Photo by Jeremey Theron Kirby

You’re standing in a crowd of 76,000 red-shirted Chiefs fans at Arrowhead. The banging of the drum starts, and you perform the familiar gesture and chant known as the tomahawk chop.

Look around and you’ll find a few fans, hands in pockets, choosing not to participate in the Chiefs tradition. That’s because it’s seen by some to be offensive to Native Americans.

In October, the chop made headlines during the MLB series between the Atlanta Braves and St. Louis Cardinals. Ryan Helsley, a relief pitcher for the Cardinals and member of the Cherokee Nation, told the St. Louis Post-Dispatch that the tomahawk chop is “a misrepresentation of Native Americans” and that it “depicts them in this kind of caveman-type-people way who aren’t intellectual.”

After the statement, Atlanta’s SunTrust Park stopped distribution of foam tomahawks and didn’t play tomahawk music or graphics on the jumbotrons.

Will the Chiefs face similar scrutiny over the tomahawk chop in the playoffs?

Eric Anderson, professor of Indigenous and American Indian studies at Haskell Indian Nations University in Lawrence, says the Chiefs could face similar criticism during the playoffs.

“There’s a tendency for people, non-Native people in particular, to think of this as fairly innocuous,” says Anderson, a member of the Potawatomi Nation. “Some of this thinking has become so institutionalized that we don’t even really stop to try to unpack it.”

Anderson says the tomahawk, historically, is merely a weapon and suspects that the chop is a nod to battles in indigenous societies, albeit one that distorts views of indigenous people.

The tomahawk chop started with Florida State, which was granted permission from the Seminole Tribe to partake in the chant and other such rituals. In the early 1990s, FSU alumni brought the chop to both the Atlanta Braves and Kansas City Chiefs.
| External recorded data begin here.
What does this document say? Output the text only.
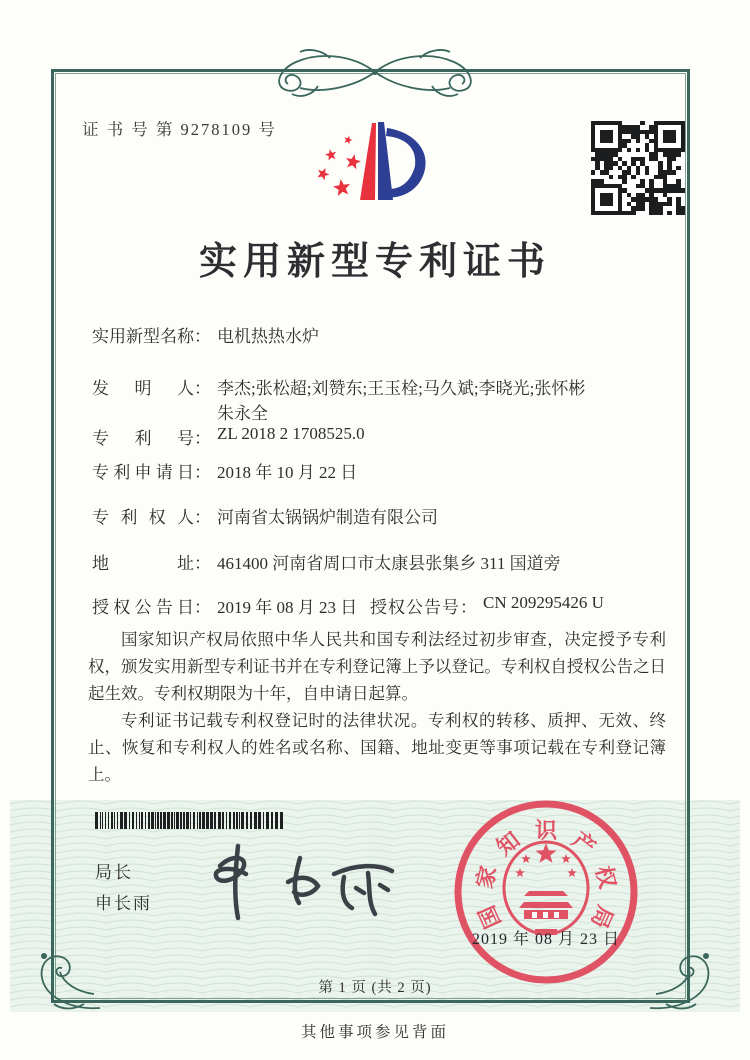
证 书 号 第 9278109 号
实用新型专利证书
实用新型名称： 电机热热水炉
发明人： 李杰;张松超;刘赞东;王玉栓;马久斌;李晓光;张怀彬
朱永全
专利号： ZL 2018 2 1708525.0
专利申请日： 2018 年 10 月 22 日
专利权人： 河南省太锅锅炉制造有限公司
地址： 461400 河南省周口市太康县张集乡 311 国道旁
授权公告日： 2019 年 08 月 23 日 授权公告号： CN 209295426 U

国家知识产权局依照中华人民共和国专利法经过初步审查，决定授予专利权，颁发实用新型专利证书并在专利登记簿上予以登记。专利权自授权公告之日起生效。专利权期限为十年，自申请日起算。

专利证书记载专利权登记时的法律状况。专利权的转移、质押、无效、终止、恢复和专利权人的姓名或名称、国籍、地址变更等事项记载在专利登记簿上。

局长
申长雨	国
家
知 识 产
权
局
2019 年 08 月 23 日
第 1 页 (共 2 页)
其他事项参见背面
Cody Morton, Chiefs fan and member of South Dakota’s Oglala Lakota Nation, says the tomahawk chop doesn’t bother him. He does, however, feel that the controversial name of the Washington NFL franchise and the old mascot of the Cleveland Indians are offensive.

Morton says the issues with Native American depictions in sports culture is minor compared to problems his people face, pointing out that Native American women are murdered at a rate ten times higher than the national average.

“We don’t focus all our attention on sports logos or radicalizing everything that comes along,” Morton says. “My family’s main focus is real-life human issues.”

While this conversation continues, there are tens of thousands of KC fans who will keep chopping despite controversy. Daryl Ash has been outspoken on fan forums about his intent to keep chopping.

“As far as I’m concerned, it’s freedom of speech,” he says. “It’s not for hatred. It’s for celebration and supporting your Chiefs family and friends and our team.”

Anderson, the Haskell professor, hopes that Chiefs PR is prepared for national eyes.

“I would assume — and maybe I shouldn’t — that an outfit like that has enough media savvy and competent PR and social media folks that they at least have some front-line preparation,” he says.

Anderson believes that if fans knew the impact it had on Native Americans, they would tone down tomahawk chops, war whoops, war paint and headdresses.

“I think people, at their hearts, are good,” Anderson says. “They really don’t want to do something that they feel is going to hurt other people.”